Is it possible to monitor the 3 phases individually?

I already understood that in order to monitor a three-phase electricity supply, I'll require two additional current clamps. My (simple) question is whether I'll be able to track electricity consumption per phase or will this be combined into 1 'overall' consumption number? The reason I'm asking is that we are struggling with a 3x400V+N supply with a general circuit breaker limited to 3x16A which basically means that a little too much load on a single phase just makes for 'lights out' in the whole house (no individual circuit breaker ever gets triggerred...) It would be really nice to be able to build some 'warning' mechanism when we come too close to the allowed limit.

skynetbbs's picture

Out of my own experience...NO
you have it as "1" number...

icarus75's picture

Hi Gerg,

We connect the three clamps in series and feed the resulting signal to the Fluksometer. We monitor the three phases collectively. Now, if you would be interested in analysing your per-phase load, you could connect only one clamp to a specific phase wire at a time. This might help you to better analyse individual phases and balance your loads across the three phases, reducing circuit breaker triggering.

Regarding your use of a Fluksometer as an early warning system: I don't think this use case will work. When a load requires electrical power, the current drawn in one of your phases (or all three in case of a 3-phase connection) will increase instantaneously. Your circuit breaker will be triggered instantaneously as well. Don't compare this to a car engine where the rpm ramps up gradually. You can really observe this on the Flukso charts.

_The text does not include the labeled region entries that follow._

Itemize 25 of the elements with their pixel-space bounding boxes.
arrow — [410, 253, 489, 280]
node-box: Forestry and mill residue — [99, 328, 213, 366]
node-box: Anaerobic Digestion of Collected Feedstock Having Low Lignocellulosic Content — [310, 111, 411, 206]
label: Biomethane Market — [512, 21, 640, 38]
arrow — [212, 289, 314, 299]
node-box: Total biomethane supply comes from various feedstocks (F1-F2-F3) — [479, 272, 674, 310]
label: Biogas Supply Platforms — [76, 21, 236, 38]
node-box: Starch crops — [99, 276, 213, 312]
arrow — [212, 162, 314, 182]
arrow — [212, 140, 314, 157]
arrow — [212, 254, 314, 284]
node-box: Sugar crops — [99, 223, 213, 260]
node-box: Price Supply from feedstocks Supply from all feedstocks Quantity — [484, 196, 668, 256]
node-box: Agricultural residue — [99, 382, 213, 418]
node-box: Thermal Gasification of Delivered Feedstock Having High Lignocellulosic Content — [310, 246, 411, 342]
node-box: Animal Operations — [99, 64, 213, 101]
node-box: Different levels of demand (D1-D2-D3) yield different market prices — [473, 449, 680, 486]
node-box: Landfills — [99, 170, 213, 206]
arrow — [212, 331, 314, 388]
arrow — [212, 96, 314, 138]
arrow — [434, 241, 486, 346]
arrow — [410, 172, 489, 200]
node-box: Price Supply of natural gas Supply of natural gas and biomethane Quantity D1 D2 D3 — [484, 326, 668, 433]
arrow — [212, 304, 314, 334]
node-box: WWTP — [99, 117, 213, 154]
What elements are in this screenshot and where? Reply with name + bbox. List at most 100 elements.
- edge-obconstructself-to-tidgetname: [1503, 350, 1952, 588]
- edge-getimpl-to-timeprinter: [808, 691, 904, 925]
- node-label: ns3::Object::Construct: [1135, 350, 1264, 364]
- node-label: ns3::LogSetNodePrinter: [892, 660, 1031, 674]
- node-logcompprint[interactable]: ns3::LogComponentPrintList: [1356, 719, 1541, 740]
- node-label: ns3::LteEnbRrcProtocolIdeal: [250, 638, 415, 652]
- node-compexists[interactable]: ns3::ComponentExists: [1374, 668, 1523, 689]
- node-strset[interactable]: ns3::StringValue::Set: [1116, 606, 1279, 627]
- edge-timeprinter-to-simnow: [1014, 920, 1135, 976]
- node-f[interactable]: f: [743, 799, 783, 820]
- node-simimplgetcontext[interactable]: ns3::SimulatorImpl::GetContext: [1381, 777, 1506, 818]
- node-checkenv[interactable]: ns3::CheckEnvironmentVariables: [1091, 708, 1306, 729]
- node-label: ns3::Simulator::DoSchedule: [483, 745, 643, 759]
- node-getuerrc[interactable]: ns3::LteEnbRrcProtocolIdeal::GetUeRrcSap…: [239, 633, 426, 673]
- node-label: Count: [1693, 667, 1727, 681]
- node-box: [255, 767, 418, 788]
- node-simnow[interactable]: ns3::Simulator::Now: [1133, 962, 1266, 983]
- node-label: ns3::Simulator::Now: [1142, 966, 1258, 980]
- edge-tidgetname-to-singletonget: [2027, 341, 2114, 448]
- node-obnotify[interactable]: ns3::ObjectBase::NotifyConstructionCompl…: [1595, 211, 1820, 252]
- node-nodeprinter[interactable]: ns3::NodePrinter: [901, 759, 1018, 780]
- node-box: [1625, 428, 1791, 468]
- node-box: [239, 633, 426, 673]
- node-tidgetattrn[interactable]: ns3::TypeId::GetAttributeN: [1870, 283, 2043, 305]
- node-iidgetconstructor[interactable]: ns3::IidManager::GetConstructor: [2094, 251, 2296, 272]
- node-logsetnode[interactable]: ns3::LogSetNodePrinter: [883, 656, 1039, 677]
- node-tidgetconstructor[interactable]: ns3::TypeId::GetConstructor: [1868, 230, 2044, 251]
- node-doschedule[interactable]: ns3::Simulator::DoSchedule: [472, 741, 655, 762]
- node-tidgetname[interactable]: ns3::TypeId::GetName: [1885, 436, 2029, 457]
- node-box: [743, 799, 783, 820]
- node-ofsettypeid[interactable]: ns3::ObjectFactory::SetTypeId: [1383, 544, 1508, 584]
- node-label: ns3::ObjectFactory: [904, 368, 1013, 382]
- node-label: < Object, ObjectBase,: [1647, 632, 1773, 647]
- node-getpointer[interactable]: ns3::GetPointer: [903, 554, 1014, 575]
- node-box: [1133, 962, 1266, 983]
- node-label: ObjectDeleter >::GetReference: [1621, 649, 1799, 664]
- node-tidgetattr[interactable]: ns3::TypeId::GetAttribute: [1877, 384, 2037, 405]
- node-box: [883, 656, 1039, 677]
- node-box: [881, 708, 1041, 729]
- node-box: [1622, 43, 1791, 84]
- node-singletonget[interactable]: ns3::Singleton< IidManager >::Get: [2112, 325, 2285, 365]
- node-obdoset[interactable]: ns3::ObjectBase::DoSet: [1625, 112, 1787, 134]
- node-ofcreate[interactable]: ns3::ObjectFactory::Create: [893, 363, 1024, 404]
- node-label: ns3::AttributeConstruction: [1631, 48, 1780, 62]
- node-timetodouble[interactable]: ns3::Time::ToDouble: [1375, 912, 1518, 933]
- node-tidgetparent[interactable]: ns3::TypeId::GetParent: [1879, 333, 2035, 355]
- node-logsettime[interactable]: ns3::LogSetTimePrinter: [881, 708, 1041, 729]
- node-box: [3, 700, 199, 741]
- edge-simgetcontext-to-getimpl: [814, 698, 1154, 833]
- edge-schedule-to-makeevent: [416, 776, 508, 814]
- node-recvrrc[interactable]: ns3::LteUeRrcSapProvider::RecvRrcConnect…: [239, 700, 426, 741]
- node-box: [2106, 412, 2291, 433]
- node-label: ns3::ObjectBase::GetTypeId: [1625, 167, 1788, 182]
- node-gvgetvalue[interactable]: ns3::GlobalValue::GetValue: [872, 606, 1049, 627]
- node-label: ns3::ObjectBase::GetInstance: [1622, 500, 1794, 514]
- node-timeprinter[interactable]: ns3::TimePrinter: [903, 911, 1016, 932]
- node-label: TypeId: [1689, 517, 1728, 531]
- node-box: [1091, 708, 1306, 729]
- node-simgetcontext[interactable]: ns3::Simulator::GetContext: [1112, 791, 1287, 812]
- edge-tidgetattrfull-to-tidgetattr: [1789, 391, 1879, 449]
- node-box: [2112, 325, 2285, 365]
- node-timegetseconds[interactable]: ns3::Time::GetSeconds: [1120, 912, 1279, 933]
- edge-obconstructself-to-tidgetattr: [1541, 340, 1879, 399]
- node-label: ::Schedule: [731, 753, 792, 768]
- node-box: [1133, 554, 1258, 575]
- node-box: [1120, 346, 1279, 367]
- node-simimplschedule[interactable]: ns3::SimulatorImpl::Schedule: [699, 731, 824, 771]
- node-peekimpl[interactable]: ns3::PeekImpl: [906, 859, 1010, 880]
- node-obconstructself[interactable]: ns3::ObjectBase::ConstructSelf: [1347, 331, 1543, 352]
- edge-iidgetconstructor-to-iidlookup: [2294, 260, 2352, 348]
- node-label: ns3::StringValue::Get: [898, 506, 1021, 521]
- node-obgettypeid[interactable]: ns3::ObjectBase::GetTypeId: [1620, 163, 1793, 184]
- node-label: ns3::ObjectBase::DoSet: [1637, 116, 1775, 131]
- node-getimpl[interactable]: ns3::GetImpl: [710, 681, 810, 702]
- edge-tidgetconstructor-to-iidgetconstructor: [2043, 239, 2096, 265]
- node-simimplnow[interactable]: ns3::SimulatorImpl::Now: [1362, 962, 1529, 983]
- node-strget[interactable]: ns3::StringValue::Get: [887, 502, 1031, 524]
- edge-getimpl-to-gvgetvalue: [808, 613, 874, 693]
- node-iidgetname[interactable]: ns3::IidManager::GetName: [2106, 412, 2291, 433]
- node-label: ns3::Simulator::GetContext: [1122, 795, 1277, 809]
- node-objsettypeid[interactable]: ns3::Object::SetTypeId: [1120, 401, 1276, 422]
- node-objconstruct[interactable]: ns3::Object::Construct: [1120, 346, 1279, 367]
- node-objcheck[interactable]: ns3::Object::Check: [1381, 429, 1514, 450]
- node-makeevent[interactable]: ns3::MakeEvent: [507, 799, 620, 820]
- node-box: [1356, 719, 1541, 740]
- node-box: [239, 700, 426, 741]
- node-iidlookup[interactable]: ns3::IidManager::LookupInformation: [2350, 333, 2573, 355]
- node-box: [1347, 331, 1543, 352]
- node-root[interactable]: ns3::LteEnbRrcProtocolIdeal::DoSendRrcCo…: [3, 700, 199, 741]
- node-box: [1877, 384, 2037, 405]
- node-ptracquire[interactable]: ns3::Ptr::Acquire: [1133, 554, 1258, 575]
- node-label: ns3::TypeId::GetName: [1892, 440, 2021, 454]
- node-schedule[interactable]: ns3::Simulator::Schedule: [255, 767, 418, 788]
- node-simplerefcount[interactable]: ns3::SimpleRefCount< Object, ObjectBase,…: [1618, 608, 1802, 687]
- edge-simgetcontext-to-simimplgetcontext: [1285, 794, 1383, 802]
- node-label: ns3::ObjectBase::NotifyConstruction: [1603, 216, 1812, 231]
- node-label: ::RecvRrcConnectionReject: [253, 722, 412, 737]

Some loads (especially heating ones like a cooking plate, dishwasher heating cycle, clothes dryer) will show up as a pulse-like curve. They do not ramp up their electricity use gradually over several minutes. Within the span of a second your current might jump from a couple of milliamps to several amps. The earliest warning signal you will get is a circuit breaker being triggered.

HTH,
Bart.

Gerg's picture

Many thanks for the detailed reply and apologies for my late 'thank you'.